User Option: c-block-comment-prefix
Normally the comment line prefix inserted for a new line inside a comment is deduced from other lines in it. However there's one situation when there's no hint about what the prefix should look like, namely when a block comment is broken for the first time. This style variable(13) is used then as the comment prefix. It defaults to `* '(14), which makes a comment

 
/* Got O(n^2) here, which is a Bad Thing. */

break into

 
/* Got O(n^2) here,
 * which is a Bad Thing. */

Note that it won't work to adjust the indentation by putting leading spaces in c-block-comment-prefix, since CC Mode still uses the normal indentation engine to indent the line. Thus, the right way to fix the indentation is by customizing the c syntactic symbol. It defaults to c-lineup-C-comments, which handles the indentation of most common comment styles, see 11. Indentation Functions.

User Option: c-ignore-auto-fill
When auto fill mode is enabled, CC Mode can selectively ignore it depending on the context the line break would occur in, e.g. to never break a line automatically inside a string literal. This variable takes a list of symbols for the different contexts where auto-filling never should occur:

string
Inside a string or character literal.
c
Inside a C style block comment.
c++
Inside a C++ style line comment.
cpp
Inside a preprocessor directive.
code
Anywhere else, i.e. in normal code.

By default, c-ignore-auto-fill is set to '(string cpp code), which means that auto-filling only occurs in comments when auto-fill mode is activated. In literals, it's often desirable to have explicit control over newlines. In preprocessor directives, the necessary `\' escape character before the newline is not automatically inserted, so an automatic line break would produce invalid code. In normal code, line breaks are normally dictated by some logical structure in the code rather than the last whitespace character, so automatic line breaks there will produce poor results in the current implementation.

The commands that do the actual work follow.

M-q (c-fill-paragraph)
This is the replacement for fill-paragraph in CC Mode buffers. It's used to fill multiline string literals and both block and line style comments. In Java buffers, the Javadoc markup words are recognized as paragraph starters. The line oriented Pike autodoc markup words are recognized in the same way in Pike mode.

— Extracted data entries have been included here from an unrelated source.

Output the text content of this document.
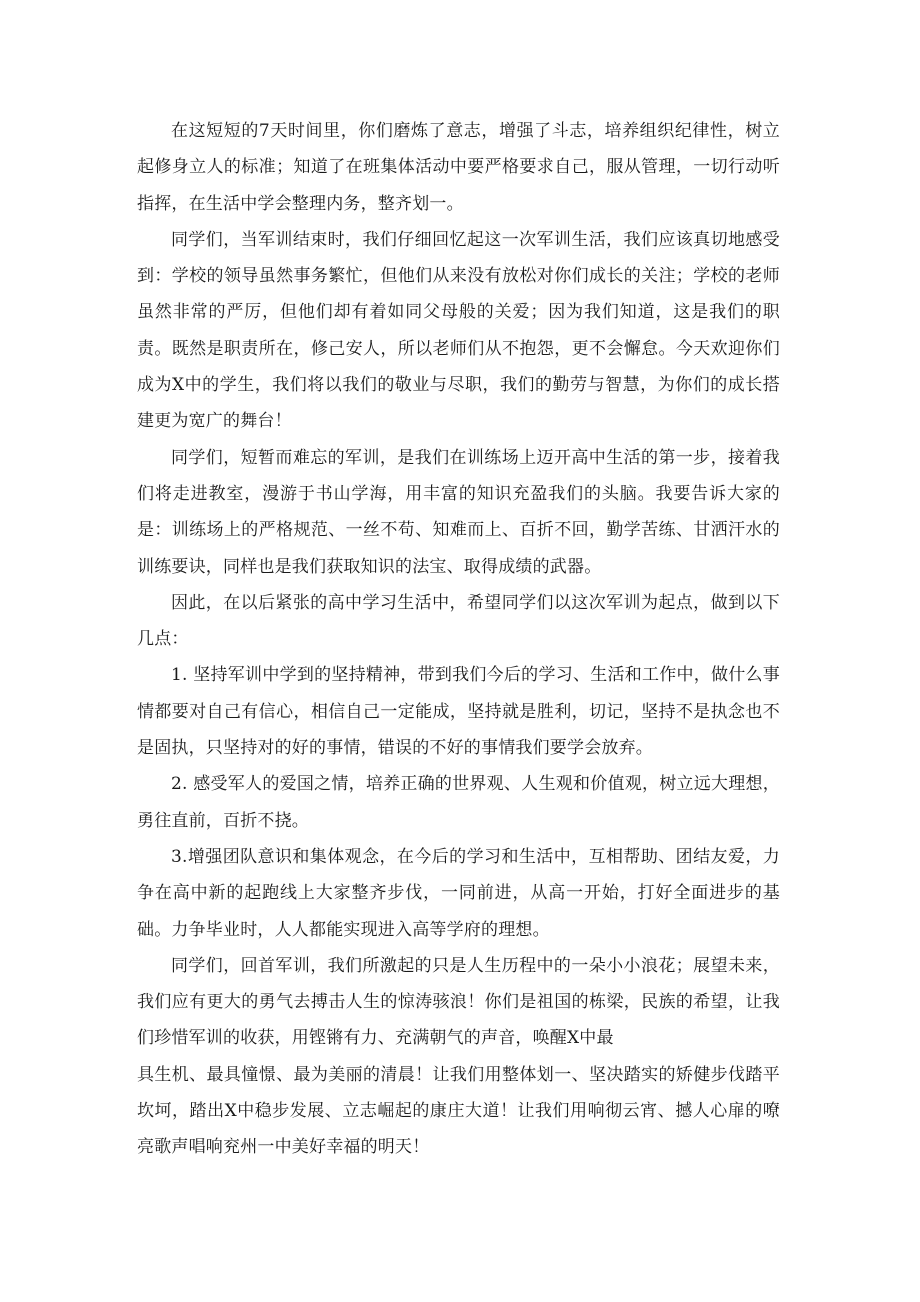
在这短短的7天时间里，你们磨炼了意志，增强了斗志，培养组织纪律性，树立起修身立人的标准；知道了在班集体活动中要严格要求自己，服从管理，一切行动听指挥，在生活中学会整理内务，整齐划一。

同学们，当军训结束时，我们仔细回忆起这一次军训生活，我们应该真切地感受到：学校的领导虽然事务繁忙，但他们从来没有放松对你们成长的关注；学校的老师虽然非常的严厉，但他们却有着如同父母般的关爱；因为我们知道，这是我们的职责。既然是职责所在，修己安人，所以老师们从不抱怨，更不会懈怠。今天欢迎你们成为X中的学生，我们将以我们的敬业与尽职，我们的勤劳与智慧，为你们的成长搭建更为宽广的舞台！

同学们，短暂而难忘的军训，是我们在训练场上迈开高中生活的第一步，接着我们将走进教室，漫游于书山学海，用丰富的知识充盈我们的头脑。我要告诉大家的是：训练场上的严格规范、一丝不苟、知难而上、百折不回，勤学苦练、甘洒汗水的训练要诀，同样也是我们获取知识的法宝、取得成绩的武器。

因此，在以后紧张的高中学习生活中，希望同学们以这次军训为起点，做到以下几点：

1. 坚持军训中学到的坚持精神，带到我们今后的学习、生活和工作中，做什么事情都要对自己有信心，相信自己一定能成，坚持就是胜利，切记，坚持不是执念也不是固执，只坚持对的好的事情，错误的不好的事情我们要学会放弃。

2. 感受军人的爱国之情，培养正确的世界观、人生观和价值观，树立远大理想，勇往直前，百折不挠。

3.增强团队意识和集体观念，在今后的学习和生活中，互相帮助、团结友爱，力争在高中新的起跑线上大家整齐步伐，一同前进，从高一开始，打好全面进步的基础。力争毕业时，人人都能实现进入高等学府的理想。

同学们，回首军训，我们所激起的只是人生历程中的一朵小小浪花；展望未来，我们应有更大的勇气去搏击人生的惊涛骇浪！你们是祖国的栋梁，民族的希望，让我们珍惜军训的收获，用铿锵有力、充满朝气的声音，唤醒X中最

具生机、最具憧憬、最为美丽的清晨！让我们用整体划一、坚决踏实的矫健步伐踏平坎坷，踏出X中稳步发展、立志崛起的康庄大道！让我们用响彻云宵、撼人心扉的嘹亮歌声唱响兖州一中美好幸福的明天！
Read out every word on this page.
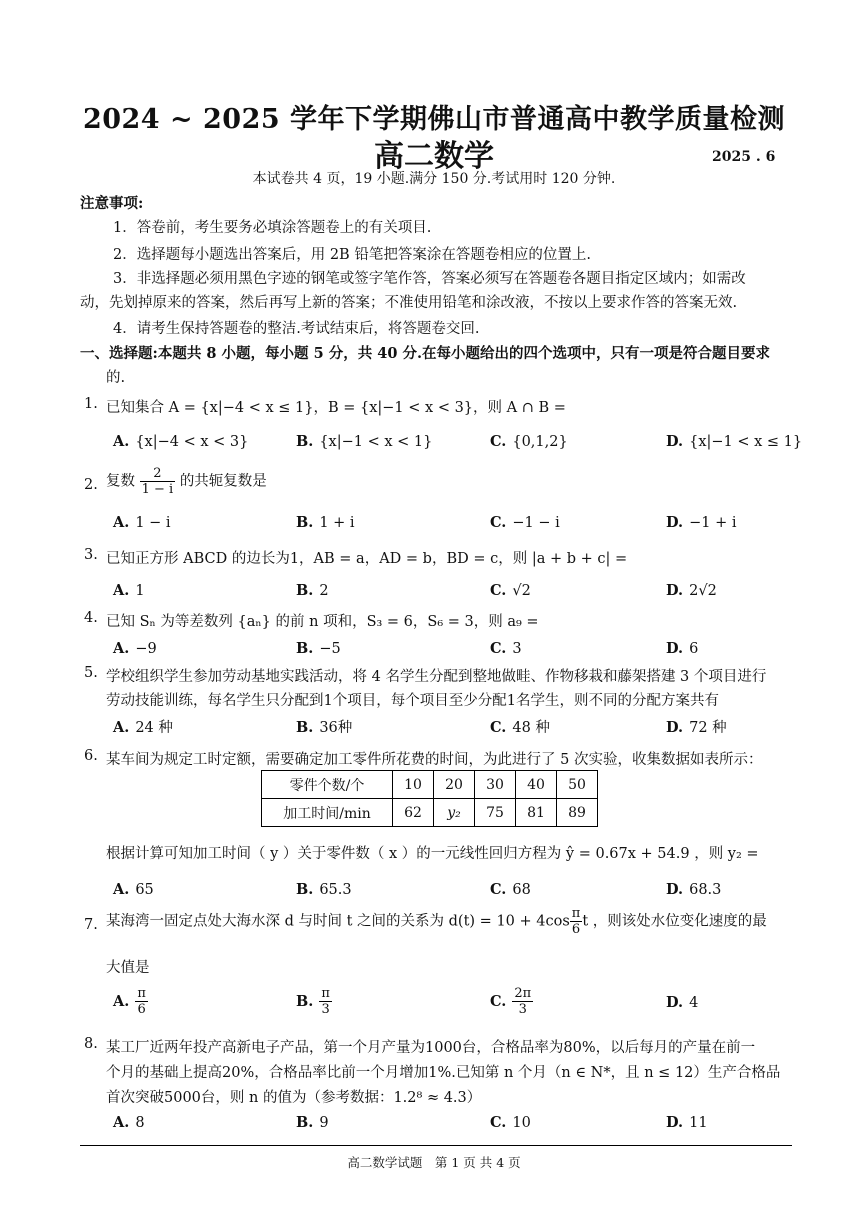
2024 ~ 2025 学年下学期佛山市普通高中教学质量检测
高二数学	2025 . 6
本试卷共 4 页，19 小题.满分 150 分.考试用时 120 分钟.
注意事项:
1．答卷前，考生要务必填涂答题卷上的有关项目.
2．选择题每小题选出答案后，用 2B 铅笔把答案涂在答题卷相应的位置上.
3．非选择题必须用黑色字迹的钢笔或签字笔作答，答案必须写在答题卷各题目指定区域内；如需改
动，先划掉原来的答案，然后再写上新的答案；不准使用铅笔和涂改液，不按以上要求作答的答案无效.
4．请考生保持答题卷的整洁.考试结束后，将答题卷交回.
一、选择题:本题共 8 小题，每小题 5 分，共 40 分.在每小题给出的四个选项中，只有一项是符合题目要求
的.
1. 已知集合 A = {x|−4 < x ≤ 1}，B = {x|−1 < x < 3}，则 A ∩ B =
A. {x|−4 < x < 3}	B. {x|−1 < x < 1}	C. {0,1,2}	D. {x|−1 < x ≤ 1}
2. 复数 $\frac{2}{1 - i}$ 的共轭复数是
A. 1 − i	B. 1 + i	C. −1 − i	D. −1 + i
3. 已知正方形 ABCD 的边长为1，AB = a，AD = b，BD = c，则 |a + b + c| =
A. 1	B. 2	C. √2	D. 2√2
4. 已知 Sₙ 为等差数列 {aₙ} 的前 n 项和，S₃ = 6，S₆ = 3，则 a₉ =
A. −9	B. −5	C. 3	D. 6
5. 学校组织学生参加劳动基地实践活动，将 4 名学生分配到整地做畦、作物移栽和藤架搭建 3 个项目进行
劳动技能训练，每名学生只分配到1个项目，每个项目至少分配1名学生，则不同的分配方案共有
A. 24 种	B. 36种	C. 48 种	D. 72 种
6. 某车间为规定工时定额，需要确定加工零件所花费的时间，为此进行了 5 次实验，收集数据如表所示：
零件个数/个	10	20	30	40	50
加工时间/min	62	y₂	75	81	89
根据计算可知加工时间（ y ）关于零件数（ x ）的一元线性回归方程为 ŷ = 0.67x + 54.9 ，则 y₂ =
A. 65	B. 65.3	C. 68	D. 68.3
7. 某海湾一固定点处大海水深 d 与时间 t 之间的关系为 $d(t) = 10 + 4\cos \frac{\pi}{6}$ t ，则该处水位变化速度的最
大值是
A. $\frac{\pi}{6}$	B. $\frac{\pi}{3}$	C. $\frac{2\pi}{3}$	D. 4
8. 某工厂近两年投产高新电子产品，第一个月产量为1000台，合格品率为80%，以后每月的产量在前一
个月的基础上提高20%，合格品率比前一个月增加1%.已知第 n 个月（n ∈ N*，且 n ≤ 12）生产合格品
首次突破5000台，则 n 的值为（参考数据：1.2⁸ ≈ 4.3）
A. 8	B. 9	C. 10	D. 11
高二数学试题　第 1 页 共 4 页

The function keeps the comment starters and enders of block comments as they were before the filling. This means that a comment ender on the same line as the paragraph being filled will be filled with the paragraph, and one on a line by itself will stay as it is. The comment starter is handled similarly(15).

M-j (c-indent-new-comment-line)
This is the replacement for indent-new-comment-line. It breaks the line at point and indents the new line like the current one.

If inside a comment and comment-multi-line is non-nil, the indentation and line prefix are preserved. If inside a comment and comment-multi-line is nil, a new comment of the same type is started on the next line and indented as appropriate for comments.

Note that CC Mode sets comment-multi-line to t at startup. The reason is that M-j could otherwise produce sequences of single line block comments for texts that should logically be treated as one comment, and the rest of the paragraph handling code (e.g. M-q and M-a) can't cope with that, which would lead to inconsistent behavior.

M-x c-context-line-break
This is a function that works like indent-new-comment-line in comments and newline-and-indent elsewhere, thus combining those two in a way that uses each one in the context it's best suited for. I.e. in comments the comment line prefix and indentation is kept for the new line, and in normal code it's indented according to context by the indentation engine.

In macros it acts like newline-and-indent but additionally inserts and optionally aligns the line ending backslash so that the macro remains unbroken. See section 6. Macro Handling, for details about the backslash alignment.

It's not bound to a key by default, but it's intended to be used on the RET key. If you like the behavior of newline-and-indent on RET, you should consider switching to this function.

M-x c-context-open-line
This is to C-o (M-x open-line) as c-context-line-break is to RET. I.e. it works just like c-context-line-break but leaves the point before the inserted line break.